Ce fut surtout en Russie, lors de la révolution de 1917, que la nécessité d’une telle unification, d’une telle « synthèse », se fit sentir. Déjà très faible matériellement (peu de militants, pas de bons moyens de propagande, etc.) par rapport à d’autres courants politiques et sociaux, l’anarchisme se vit affaibli encore plus, lors de la révolution russe, par suite des querelles intestines qui le déchiraient. Les anarcho-syndicalistes ne voulaient pas s’entendre avec les anarchistes-communistes et, en même temps, les uns et les autres se disputaient avec les individualistes (sans parler d’autres tendances). Cet état de choses impressionna douloureusement plusieurs camarades de diverses tendances. Persécutés et finalement chassés de la grande Russie par le gouvernement bolcheviste, quelques-uns de ces camarades s’en allèrent militer en Ukraine où l’ambiance politique était plus favorable, et où, d’accord avec quelques camarades ukrainiens, ils décidèrent de créer un mouvement anarchiste unifié, recrutant des militants sérieux et actifs partout où ils se trouvaient, sans distinction de tendance. Le mouvement acquit tout de suite une ampleur et une vigueur exceptionnelles. Pour prendre pied et s’imposer définitivement, il ne lui manquait qu’une chose : une certaine base théorique.

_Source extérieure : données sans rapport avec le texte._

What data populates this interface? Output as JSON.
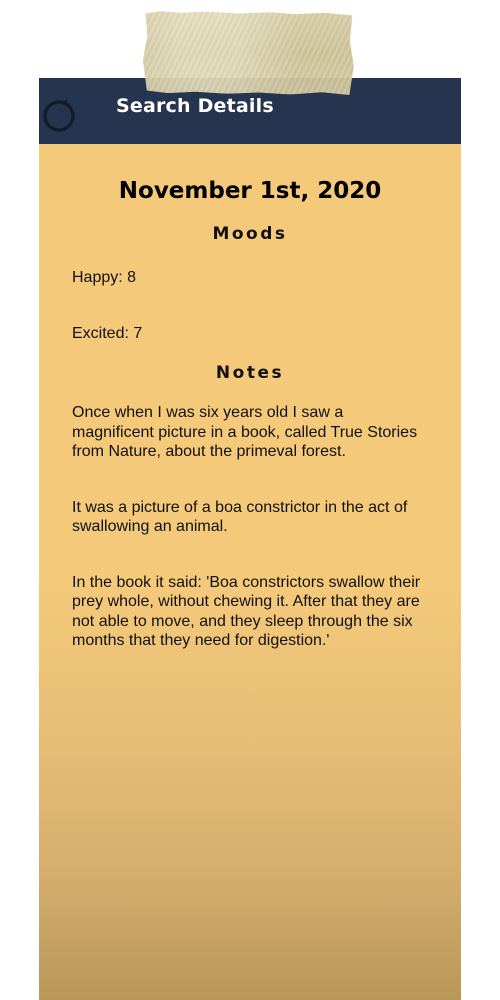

Me sachant un adversaire résolu des querelles néfastes parmi les divers courants de l’anarchisme, sachant aussi que je songeais, comme eux, à la nécessité de les réconcilier, quelques camarades vinrent me chercher dans une petite ville de la Russie centrale où je séjournais, et me proposèrent de partir en Ukraine, de prendre part à la création d’un mouvement unifié, de lui fournir un fond théorique et de développer la thèse dans la presse libertaire.

J’acceptai la proposition. En novembre 1918, le mouvement anarchiste unifié en Ukraine fut définitivement mis en route. Plusieurs groupements se formèrent et envoyèrent leurs délégués à la première conférence constitutive qui créa la « Confédération anarchiste de l’Ukraine Nabat (Tocsin) ». Cette conférence élabora et adopta à l’unanimité une Déclaration proclamant les principes fondamentaux du nouvel organisme. Il fut décidé que très prochainement cette brève déclaration de principes serait amplifiée, complétée et commentée dans la presse libertaire. Les événements tempétueux empêchèrent ce travail théorique. La confédération du Nabat dut mener des luttes ininterrompues et acharnées. Bientôt elle fut, à son tour, « liquidée » par les autorités bolchevistes qui s’installèrent en Ukraine. A part quelques articles de journaux, la Déclaration de la première conférence du Nabat fut et restera le seul exposé de la tendance unifiante (ou « synthétisante ») dans le mouvement anarchiste russe.

Les trois idées maîtresses qui, d’après la Déclaration, devraient être acceptées par tous les anarchistes sérieux afin d’unifier le mouvement, sont les suivantes :

1° Admission définitive du principe syndicaliste, lequel indique la vraie méthode de la révolution sociale ;

2° Admission définitive du principe communiste (libertaire), lequel établit la base d’organisation de la nouvelle société en formation ;

3° Admission définitive du principe individualiste, l’émancipation totale et le bonheur de l’individu étant le vrai but de la révolution sociale et de la société nouvelle.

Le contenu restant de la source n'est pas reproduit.